I shook my head. “Some. But most people have brown. Or blue.” I looked into hers, which were a bright sapphire color.

“Do many boys look like you?”

“Exactly like me? No. So you’re saying I was in your dream?”

She nodded. “I am certain of it. You are meant to be here.”

“Then I’m certain too.” And I was, in that instant, I was. There had to be a reason I was here, a reason I’d heard a voice beckoning since I’d gotten here, a reason I’d left home, even. “But what was I doing in your dream?”

“That is where it grows dim. There were people, somewhere. They wanted me to help them. They needed me to. It had to be me, only me. But I don’t know why or how. I thought perhaps when you came, you would tell me.
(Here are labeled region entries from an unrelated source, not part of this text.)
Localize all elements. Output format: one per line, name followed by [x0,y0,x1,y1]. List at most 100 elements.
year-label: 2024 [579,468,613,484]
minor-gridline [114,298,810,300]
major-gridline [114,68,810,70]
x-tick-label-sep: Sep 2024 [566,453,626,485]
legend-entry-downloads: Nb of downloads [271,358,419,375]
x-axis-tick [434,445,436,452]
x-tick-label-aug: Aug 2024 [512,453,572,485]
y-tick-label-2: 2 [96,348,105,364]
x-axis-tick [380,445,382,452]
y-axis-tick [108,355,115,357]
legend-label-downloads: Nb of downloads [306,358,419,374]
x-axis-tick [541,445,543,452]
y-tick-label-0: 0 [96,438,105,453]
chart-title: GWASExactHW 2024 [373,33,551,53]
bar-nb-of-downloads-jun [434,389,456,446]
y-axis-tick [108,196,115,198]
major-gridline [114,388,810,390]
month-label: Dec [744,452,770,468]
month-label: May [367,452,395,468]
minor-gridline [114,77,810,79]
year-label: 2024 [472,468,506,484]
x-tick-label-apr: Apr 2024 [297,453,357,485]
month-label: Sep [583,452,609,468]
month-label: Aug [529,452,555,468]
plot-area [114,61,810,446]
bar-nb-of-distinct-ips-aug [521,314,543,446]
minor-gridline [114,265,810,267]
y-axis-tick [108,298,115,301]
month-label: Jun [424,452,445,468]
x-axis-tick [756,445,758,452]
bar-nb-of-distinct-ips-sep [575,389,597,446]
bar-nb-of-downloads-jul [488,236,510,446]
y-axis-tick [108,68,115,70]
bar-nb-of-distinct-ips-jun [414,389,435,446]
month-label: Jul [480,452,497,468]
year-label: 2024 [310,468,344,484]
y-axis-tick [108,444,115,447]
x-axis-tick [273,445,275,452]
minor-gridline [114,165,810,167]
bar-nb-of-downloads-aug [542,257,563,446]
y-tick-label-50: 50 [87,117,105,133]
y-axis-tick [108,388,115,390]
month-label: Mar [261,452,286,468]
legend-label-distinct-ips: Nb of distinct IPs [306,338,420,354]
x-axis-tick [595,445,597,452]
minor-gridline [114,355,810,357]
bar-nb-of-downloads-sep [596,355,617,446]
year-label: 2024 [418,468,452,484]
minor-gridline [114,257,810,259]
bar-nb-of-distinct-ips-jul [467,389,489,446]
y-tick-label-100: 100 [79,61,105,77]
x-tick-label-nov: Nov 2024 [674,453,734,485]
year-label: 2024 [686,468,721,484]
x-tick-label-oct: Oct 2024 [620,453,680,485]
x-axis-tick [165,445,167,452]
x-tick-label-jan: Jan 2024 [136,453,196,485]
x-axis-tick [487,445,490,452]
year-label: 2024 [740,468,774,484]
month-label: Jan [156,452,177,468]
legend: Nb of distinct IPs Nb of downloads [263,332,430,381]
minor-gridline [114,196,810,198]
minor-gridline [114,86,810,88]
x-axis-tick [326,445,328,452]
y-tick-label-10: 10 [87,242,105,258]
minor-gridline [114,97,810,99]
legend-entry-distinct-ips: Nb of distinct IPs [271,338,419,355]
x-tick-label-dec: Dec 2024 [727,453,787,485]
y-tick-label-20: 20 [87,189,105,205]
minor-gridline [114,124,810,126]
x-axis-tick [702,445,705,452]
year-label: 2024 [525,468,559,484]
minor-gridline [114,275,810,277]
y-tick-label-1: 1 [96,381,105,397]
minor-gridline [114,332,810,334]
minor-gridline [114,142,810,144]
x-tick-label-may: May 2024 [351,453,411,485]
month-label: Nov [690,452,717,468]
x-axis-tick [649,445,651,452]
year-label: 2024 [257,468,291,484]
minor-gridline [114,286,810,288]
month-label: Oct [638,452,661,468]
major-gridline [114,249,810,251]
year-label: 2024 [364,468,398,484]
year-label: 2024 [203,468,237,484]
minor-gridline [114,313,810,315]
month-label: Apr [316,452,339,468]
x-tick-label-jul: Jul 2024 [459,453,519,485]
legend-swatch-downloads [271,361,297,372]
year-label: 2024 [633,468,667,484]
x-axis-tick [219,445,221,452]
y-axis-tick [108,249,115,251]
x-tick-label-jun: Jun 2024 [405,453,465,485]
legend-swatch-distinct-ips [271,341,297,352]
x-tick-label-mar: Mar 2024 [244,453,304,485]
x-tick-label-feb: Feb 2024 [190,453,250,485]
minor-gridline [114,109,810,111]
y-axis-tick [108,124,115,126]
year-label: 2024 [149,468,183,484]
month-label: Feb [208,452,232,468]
But you don’t know either?”

I shook my head. “Sorry. But maybe we could ask someone.” I thought of the old man again. Maybe he would know. Or Mrs. Greenwood. I wouldn’t tell them about Rachel. It would freak them out, and I wouldn’t want to get the old man’s hopes up if Rachel wasn’t his long-lost granddaughter after all. “Would you want me to?”

“I’m not sure. I wouldn’t want anyone to know I was here.” She glanced out the window. “Oh, my, it is getting dark already. I don’t want you to leave, but . . .”

I looked outside. The sun was already low in the sky. I glanced at my watch. It was already past four, and around here, it got dark early in winter. I had to get back to my car, this time without falling through the ice. “I don’t want to leave either. But I should.”

“Come again tomorrow. Please?”

“If I can. If not, the next day.” I stood up.

She put her arms around my neck again. “Please come back. I never knew how lonely I was until you came.”

I kissed her. “Me either. Don’t worry. I will. I promise.”

The trip down the rope should have been easy compared to the trip up, but it wasn’t because I didn’t want to make it. I didn’t want to leave. My hands ached until I felt I might fall, and even though my clothes had mostly dried, I felt bone cold. I finally reached ground and struggled across the trees to the car, then drove to Mrs. Greenwood’s house, but I was already plotting how to come back.

I felt the chill of cold in my legs, my arms. Even my hair felt cold. But for the first time since Tyler died, I felt like something made sense.